Hal böyleyken savaşı Hollande’ın terimleriyle bir yaşam tarzları ve değerler çatışması olarak kabul etmek tam bir felaket olacaktır. Unutmayalım; Batı dışı dünyada modernlik deneyimi sömürgeleştirilme deneyimiyle eşzamanlı olarak yaşanmış, dolayısıyla Aydınlanma’nın Kantçı anlamda “insanların akıllarını kullanmaya cüret ederek reşit hale gelmesi” iddiası, baştan sakatlanmıştır. Batı dışı dünyada modernlik, sömürge tecrübesine bağlı olarak insan üzerindeki her türlü vesayetin ortadan kalkması değil, adına emperyalizm denen tahakküm ve sömürü ilişkilerinin oluşturduğu yeni ve kapsamlı bir “vesayet rejimi” anlamına gelmiştir.
Dolayısıyla mevcut haliyle modernliği (kapitalist-emperyalist modernliği) ya da daha kötüsü “Batı değerlerini” IŞİD şiddetinin karşısına koyan ve onu savunan her anlayış, bu modernliğin tahakkümcü doğasını ister istemez müdafaa eder hale gelecek, devrimci sola has “biz başka alem isteriz” iddiasından fiilen feragat etmiş olacaktır. Fransa’nın, ABD’nin, Rusya’nın ayrı ayrı ya da hep beraber tarafı olacağı bu savaş, bizim savaşımız olamaz.
Mesele selefi-cihatçı şiddetin doğumunda emperyalist müdahaleciliğin oynadığı role dair (gerekli ama artık biraz kabak tadı veren) Frankenstein anlatısından, yani IŞİD canavarının doğumunda şu ya da bu büyük gücün katkısının ne olduğundan ibaret değildir. Mesele, o büyük güçlerin yekvücut savunur göründüğü değerlerin çoktan çarpıtılarak tahakküm ve sömürü ilişkilerinin meşrulaştırılmasına dair söylemler haline getirilmiş olmasıdır.
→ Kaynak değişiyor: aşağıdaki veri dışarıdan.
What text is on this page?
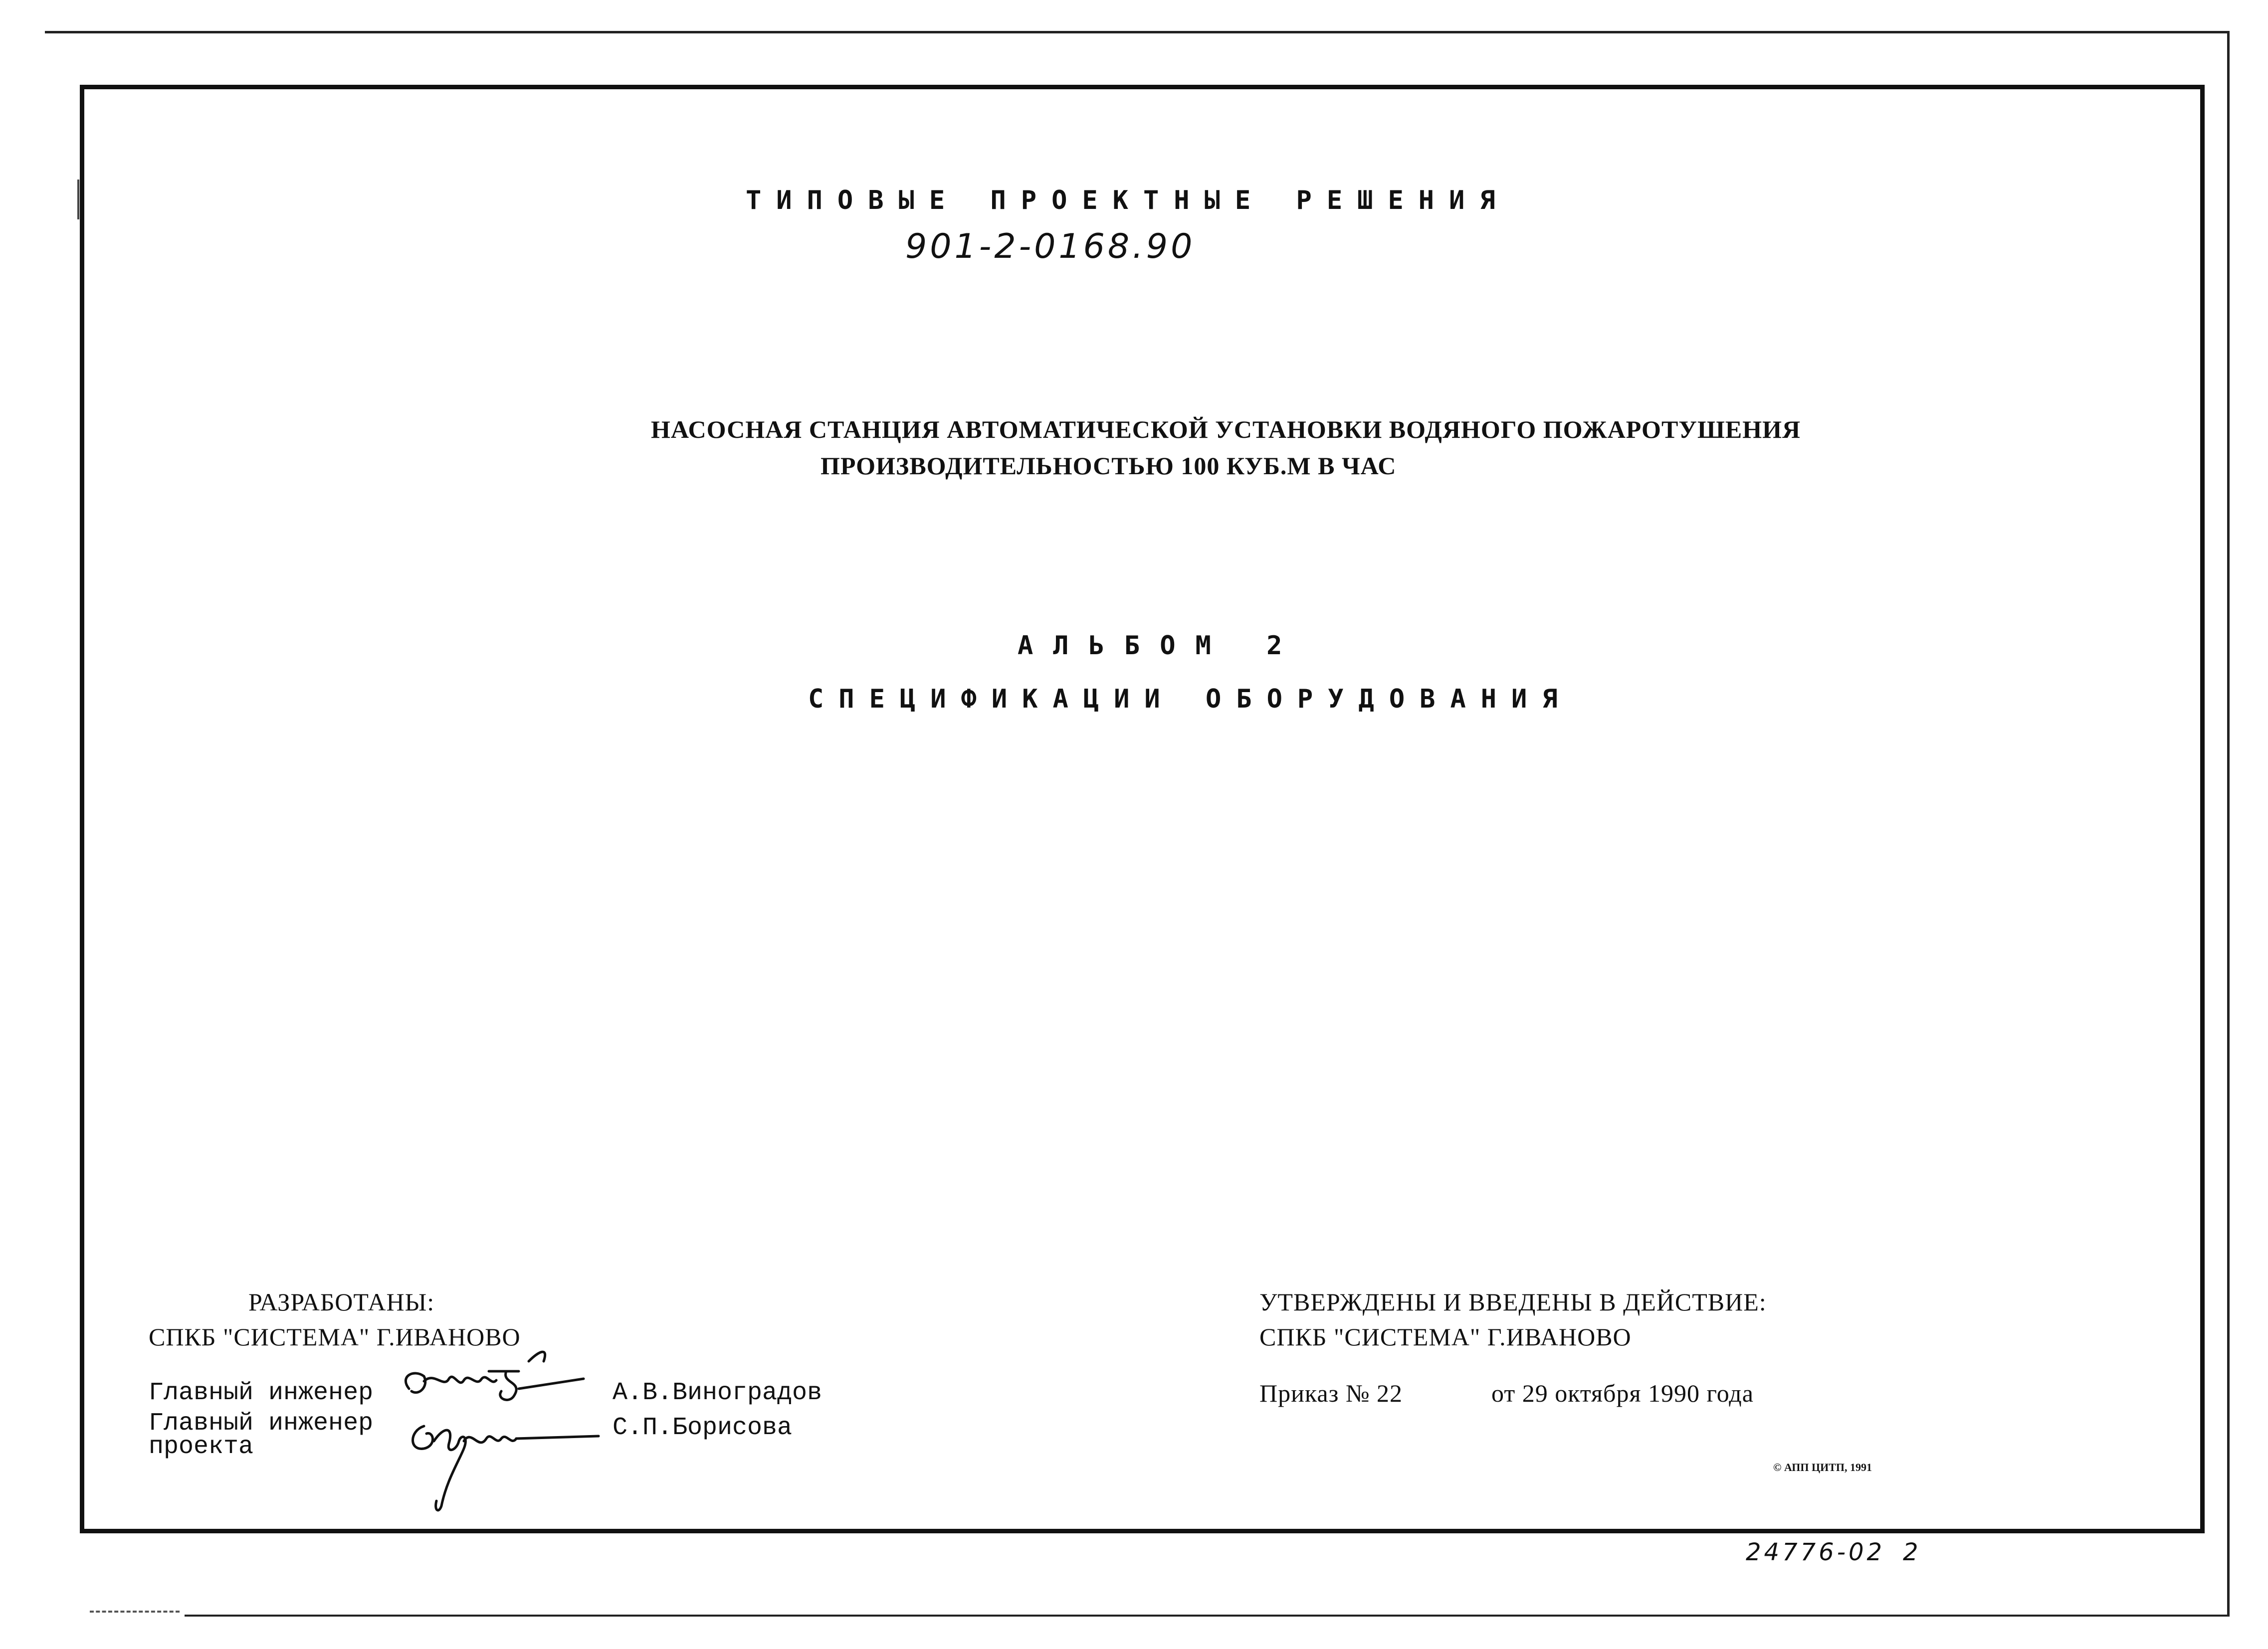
ТИПОВЫЕ ПРОЕКТНЫЕ РЕШЕНИЯ

901-2-0168.90

НАСОСНАЯ СТАНЦИЯ АВТОМАТИЧЕСКОЙ УСТАНОВКИ ВОДЯНОГО ПОЖАРОТУШЕНИЯ

ПРОИЗВОДИТЕЛЬНОСТЬЮ 100 КУБ.М В ЧАС

АЛЬБОМ 2

СПЕЦИФИКАЦИИ ОБОРУДОВАНИЯ

РАЗРАБОТАНЫ:

СПКБ "СИСТЕМА" Г.ИВАНОВО

Главный инженер	А.В.Виноградов

Главный инженер

проекта

С.П.Борисова

УТВЕРЖДЕНЫ И ВВЕДЕНЫ В ДЕЙСТВИЕ:

СПКБ "СИСТЕМА" Г.ИВАНОВО

Приказ № 22	от 29 октября 1990 года

© АПП ЦИТП, 1991

24776-02 2
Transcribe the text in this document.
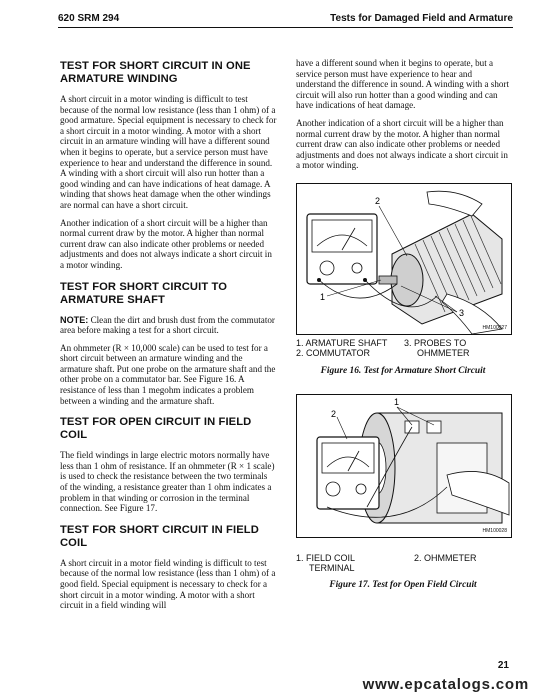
620 SRM 294	Tests for Damaged Field and Armature
TEST FOR SHORT CIRCUIT IN ONE ARMATURE WINDING

A short circuit in a motor winding is difficult to test because of the normal low resistance (less than 1 ohm) of a good armature. Special equipment is necessary to check for a short circuit in a motor winding. A motor with a short circuit in an armature winding will have a different sound when it begins to operate, but a service person must have experience to hear and understand the difference in sound. A winding with a short circuit will also run hotter than a good winding and can have indications of heat damage. A winding that shows heat damage when the other windings are normal can have a short circuit.

Another indication of a short circuit will be a higher than normal current draw by the motor. A higher than normal current draw can also indicate other problems or needed adjustments and does not always indicate a short circuit in a motor winding.

TEST FOR SHORT CIRCUIT TO ARMATURE SHAFT

NOTE: Clean the dirt and brush dust from the commutator area before making a test for a short circuit.

An ohmmeter (R × 10,000 scale) can be used to test for a short circuit between an armature winding and the armature shaft. Put one probe on the armature shaft and the other probe on a commutator bar. See Figure 16. A resistance of less than 1 megohm indicates a problem between a winding and the armature shaft.

TEST FOR OPEN CIRCUIT IN FIELD COIL

The field windings in large electric motors normally have less than 1 ohm of resistance. If an ohmmeter (R × 1 scale) is used to check the resistance between the two terminals of the winding, a resistance greater than 1 ohm indicates a problem in that winding or corrosion in the terminal connection. See Figure 17.

TEST FOR SHORT CIRCUIT IN FIELD COIL

A short circuit in a motor field winding is difficult to test because of the normal low resistance (less than 1 ohm) of a good field. Special equipment is necessary to check for a short circuit in a motor winding. A motor with a short circuit in a field winding will

have a different sound when it begins to operate, but a service person must have experience to hear and understand the difference in sound. A winding with a short circuit will also run hotter than a good winding and can have indications of heat damage.

Another indication of a short circuit will be a higher than normal current draw by the motor. A higher than normal current draw can also indicate other problems or needed adjustments and does not always indicate a short circuit in a motor winding.

2
1
3
HM100027
1. ARMATURE SHAFT
2. COMMUTATOR
3. PROBES TO
OHMMETER
Figure 16. Test for Armature Short Circuit
1
2
HM100028
1. FIELD COIL
TERMINAL
2. OHMMETER
Figure 17. Test for Open Field Circuit
21
www.epcatalogs.com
Bir örnekle anlatmak gerekirse mesele, Fransa’da zorunlu laik eğitimi kurumsallaştıran Jules Ferry’nin, “üstün ırkların… aşağı ırkları medenileştirme görevi olduğunu açıkça söylemeliyiz” sözünün sahibi ve Cezayir’in sömürgeleştirilmesinin mimarlarından olmasıdır.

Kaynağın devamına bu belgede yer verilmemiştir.